Lo que ocurre en buena medida, tanto por soberbia, como por candor e ingenuidad y experiencia. En ese sentido, lo menos que puedo decir, es que en la vida, las cosas son remplazables, las personas jamás. Que vamos, es esencial y/o fundamental aprender a reconocerlo; que el peso y el paso de la vida no nos quiten la noción de la importancia del camino recorrido, porque la vida toma su mayor valor en el caudal de lo compartido con nuestros semejantes, y no tanto de lo que conseguimos acumular en posesiones o patrimonio material.

 

La vida es una realización permanente de actos, cuyo valor reviste toda su importancia en el contenido humano que nos permitimos o no compartir con otros parecidos a uno mismo, cualquier otra cosa es intrascendente. No importa cuánto juntes en cachivaches y/o recursos materiales, al final sólo hemos de cargar el peso de lo hecho y lo no hecho... Porque claro, no hacer algo, es también una manera de decidir, y es además una terriblemente triste, porque se da por auto inhibición o auto descarte. Cuando seamos o no conscientes, todo sobre de cualquiera, se trata de ser el tipo de persona que te gustaría que otros fueran contigo mismo. Y que lo hagamos genuinamente convencidos, o mejor que no lo hagamos nunca.

 

Nada nuevo bajo el sol con lo idea de ir a toda cita lo más en paz posible. Estar en paz para realizar, para preguntarnos, para reformular la vida misma y reconectar con nuestra propia voz interior, esa y no otra constituye la irrenunciable responsabilidad de todos en el acto mismo de decir que se está con vida. Vivimos para ser y hacer, para realizar, no para tener, no para acumular. Porque lo que se tiene, te detiene. En cambio lo que hacemos y también lo que no hacemos, nos confronta, nos exige posicionarnos y resolver, ya para reconfirmar lo hecho, lo mismo que para cuestionarlo.

 

Porque pasar el viaje de la vida, sin preguntarse si pudo haber sido todo distinto, significa no haberse siquiera preguntado jamás, si la vida que teníamos era verdaderamente la que alguna vez quisimos que fuera. Y hacer por hacer, no ha sido jamás una respuesta por la que valga la pena decir que se hizo lo suficiente. Que por qué lo digo; con el fin de la vida, no es a la muerte que se le llora, sino al súbito reconocer de todo lo que no se hizo y a la imposibilidad misma de remediarlo. Te das cuenta al instante la infinita pequeñez de la ambición humana y la inutilidad de convertir nuestro paso por la vida en una afrenta por el efímero reconocimiento de otros igual de anodinos que uno. Hoy estamos, mañana quien sabe.

 

Y sentimos –la vida– tan nuestra, como si nos perteneciera; sin advertir lo efímera que es, y lo fácil que se nos puede ir.
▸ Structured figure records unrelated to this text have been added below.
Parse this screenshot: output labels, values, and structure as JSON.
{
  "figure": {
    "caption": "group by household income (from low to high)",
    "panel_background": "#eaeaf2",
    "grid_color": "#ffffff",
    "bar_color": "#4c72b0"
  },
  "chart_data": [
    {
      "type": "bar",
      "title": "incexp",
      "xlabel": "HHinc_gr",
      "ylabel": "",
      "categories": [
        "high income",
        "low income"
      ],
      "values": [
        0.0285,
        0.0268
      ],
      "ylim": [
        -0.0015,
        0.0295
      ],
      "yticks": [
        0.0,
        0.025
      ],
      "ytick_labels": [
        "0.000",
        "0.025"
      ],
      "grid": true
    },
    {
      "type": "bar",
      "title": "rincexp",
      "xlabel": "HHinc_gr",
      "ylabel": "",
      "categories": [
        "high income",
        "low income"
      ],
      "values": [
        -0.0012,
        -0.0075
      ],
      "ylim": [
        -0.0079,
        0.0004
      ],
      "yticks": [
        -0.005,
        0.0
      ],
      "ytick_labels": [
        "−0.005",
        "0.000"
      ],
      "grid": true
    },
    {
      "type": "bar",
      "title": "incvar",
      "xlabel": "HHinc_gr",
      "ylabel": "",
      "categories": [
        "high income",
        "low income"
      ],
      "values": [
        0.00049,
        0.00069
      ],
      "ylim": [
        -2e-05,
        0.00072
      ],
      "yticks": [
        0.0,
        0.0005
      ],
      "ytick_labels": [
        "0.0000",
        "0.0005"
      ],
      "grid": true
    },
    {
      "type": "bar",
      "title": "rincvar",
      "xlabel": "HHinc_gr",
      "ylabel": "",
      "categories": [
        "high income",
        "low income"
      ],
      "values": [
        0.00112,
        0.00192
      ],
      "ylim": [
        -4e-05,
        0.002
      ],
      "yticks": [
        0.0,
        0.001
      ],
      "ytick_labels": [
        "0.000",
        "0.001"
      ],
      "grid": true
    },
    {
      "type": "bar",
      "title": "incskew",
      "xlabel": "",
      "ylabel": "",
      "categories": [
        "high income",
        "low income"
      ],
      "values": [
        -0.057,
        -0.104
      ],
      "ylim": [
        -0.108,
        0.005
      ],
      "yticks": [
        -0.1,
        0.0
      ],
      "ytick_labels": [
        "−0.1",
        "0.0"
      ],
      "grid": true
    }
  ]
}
Lo que es más, no vivir para hacer el bien, es como jamás haber nacido. Porque se puede estar con vida, sólo porque se está aquí, pero hasta que no se entiende el porqué de la singularidad que nos habita, es como estar virtualmente ciego a la vida misma. Es un hecho que para disfrutar del viaje, es preciso comprender los claroscuros del camino. Lo mismo hay momentos de reír, que de pensar, e instantes de goce, que de aprendizaje, pero sólo en la medida que entendemos que estamos en un viaje continuo que nunca se detiene ni repite de estación, es que comprendemos la franca estupidez de nuestros egos y sus claroscuros resultantes cuando dejamos que nos consuman las ganas de figurar.